As to the individual books: Minutemen was more or less the flagship, as far as I could tell. The comparisons to New Frontier are inevitable. Cooke opened with an uneven issue that was way too heavy on exposition, then settled in nicely beginning with #2. It's darker and less optimistic in tone than New Frontier, as perhaps is fitting in this universe. It's nowhere near as dark as Rorschach, which is pretty much exactly what you'd expect. It's super-dark and grimy and dirty and nihilistic, but it's a well-done example of all those things. Bermejo just killed it on the art, too. In fact I wonder if that might've been the tipping factor between Rorschach and Comedian, the latter of which had good art but not blow-you-away good art.
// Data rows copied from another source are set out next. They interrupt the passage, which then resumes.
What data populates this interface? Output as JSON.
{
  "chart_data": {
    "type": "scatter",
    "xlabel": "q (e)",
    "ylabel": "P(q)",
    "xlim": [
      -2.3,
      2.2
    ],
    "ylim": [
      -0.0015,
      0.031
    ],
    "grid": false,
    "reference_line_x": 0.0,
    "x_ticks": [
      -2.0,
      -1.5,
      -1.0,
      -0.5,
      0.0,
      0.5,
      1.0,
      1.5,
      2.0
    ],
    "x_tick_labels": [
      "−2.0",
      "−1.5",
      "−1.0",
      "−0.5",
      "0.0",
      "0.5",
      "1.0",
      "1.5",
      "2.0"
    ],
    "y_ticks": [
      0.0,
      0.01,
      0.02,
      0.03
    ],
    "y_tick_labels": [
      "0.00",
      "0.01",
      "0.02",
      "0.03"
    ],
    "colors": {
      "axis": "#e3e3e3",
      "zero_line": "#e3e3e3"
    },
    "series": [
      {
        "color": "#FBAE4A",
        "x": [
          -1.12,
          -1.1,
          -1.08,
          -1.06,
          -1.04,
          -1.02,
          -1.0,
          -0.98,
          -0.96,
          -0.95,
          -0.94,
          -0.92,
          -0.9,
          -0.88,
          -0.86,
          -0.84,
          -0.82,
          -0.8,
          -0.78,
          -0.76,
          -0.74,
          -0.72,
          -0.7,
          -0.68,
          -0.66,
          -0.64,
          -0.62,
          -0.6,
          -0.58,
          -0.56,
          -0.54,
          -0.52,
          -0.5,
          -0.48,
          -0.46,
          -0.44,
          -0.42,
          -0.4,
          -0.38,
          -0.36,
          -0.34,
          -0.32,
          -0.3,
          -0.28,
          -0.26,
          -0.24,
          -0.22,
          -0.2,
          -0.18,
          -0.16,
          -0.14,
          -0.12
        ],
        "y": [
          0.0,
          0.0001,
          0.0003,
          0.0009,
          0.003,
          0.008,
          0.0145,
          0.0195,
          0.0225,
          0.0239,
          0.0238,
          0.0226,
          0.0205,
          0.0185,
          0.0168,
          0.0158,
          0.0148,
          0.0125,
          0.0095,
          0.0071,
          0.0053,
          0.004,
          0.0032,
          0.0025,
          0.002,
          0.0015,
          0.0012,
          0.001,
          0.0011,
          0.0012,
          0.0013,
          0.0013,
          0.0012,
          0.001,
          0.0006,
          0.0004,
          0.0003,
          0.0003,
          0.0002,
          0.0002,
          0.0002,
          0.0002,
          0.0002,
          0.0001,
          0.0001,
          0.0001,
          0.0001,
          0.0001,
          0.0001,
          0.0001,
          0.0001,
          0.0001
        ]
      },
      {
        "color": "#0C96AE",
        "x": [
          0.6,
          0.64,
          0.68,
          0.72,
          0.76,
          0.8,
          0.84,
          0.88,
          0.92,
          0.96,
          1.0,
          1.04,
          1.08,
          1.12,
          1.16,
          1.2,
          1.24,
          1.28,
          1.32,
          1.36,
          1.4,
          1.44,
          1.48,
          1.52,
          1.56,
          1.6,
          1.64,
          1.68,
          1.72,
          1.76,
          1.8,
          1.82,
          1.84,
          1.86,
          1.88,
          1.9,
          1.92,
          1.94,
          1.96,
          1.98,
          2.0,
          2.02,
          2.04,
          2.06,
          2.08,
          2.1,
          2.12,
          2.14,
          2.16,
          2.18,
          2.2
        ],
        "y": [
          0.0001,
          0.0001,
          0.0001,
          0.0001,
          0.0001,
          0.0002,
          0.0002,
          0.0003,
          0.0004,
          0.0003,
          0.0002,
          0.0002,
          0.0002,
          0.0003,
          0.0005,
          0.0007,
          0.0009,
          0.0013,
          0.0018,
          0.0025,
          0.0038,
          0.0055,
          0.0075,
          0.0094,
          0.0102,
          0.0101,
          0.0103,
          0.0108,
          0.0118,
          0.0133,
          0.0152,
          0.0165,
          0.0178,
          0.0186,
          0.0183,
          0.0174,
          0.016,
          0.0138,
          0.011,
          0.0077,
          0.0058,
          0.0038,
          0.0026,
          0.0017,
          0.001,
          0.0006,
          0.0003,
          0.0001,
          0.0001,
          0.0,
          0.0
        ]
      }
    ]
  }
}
Azzarello wrote both books in a similar style, to my mind, so my more favorable reaction to Rorschach might've been a function of the art. (By the way, this post owes spellcheck a huge debt of gratitude, as I cannot spell "Rorschach" to save my life.)
Moloch was much more straightforwardly straightforward than the others. There's really nothing particularly noteworthy about the story - it's competently told but nothing you haven't seen before. I am a huge Risso mark, though, so that was a must-buy for me, and it was cool to see Risso collaborating with someone other than Azzarello (or Carlos Trillo). I quite liked the second issue in particular, even if it was a bit continuity-pr0nish. I've gushed over Silk Spectre before and won't repeat myself - easily my favorite of the books I read.
So bottom line, I was pretty pleased with this endeavor, and I actually would like to see more Before Watchmen books, provided the quality remained high. I'm a little sorry to see it end, which I would not have expected given the size of the event. Usually by the time I get to the end of stuff like this I'm past ready to move on to the next thing, but not so here. I'm not sure how much more there could possibly be left to mine here, but then again Id've said that before Before Watchmen began at all. I like this world. I enjoyed revisiting it, even in a way that has nothing to do with the original work.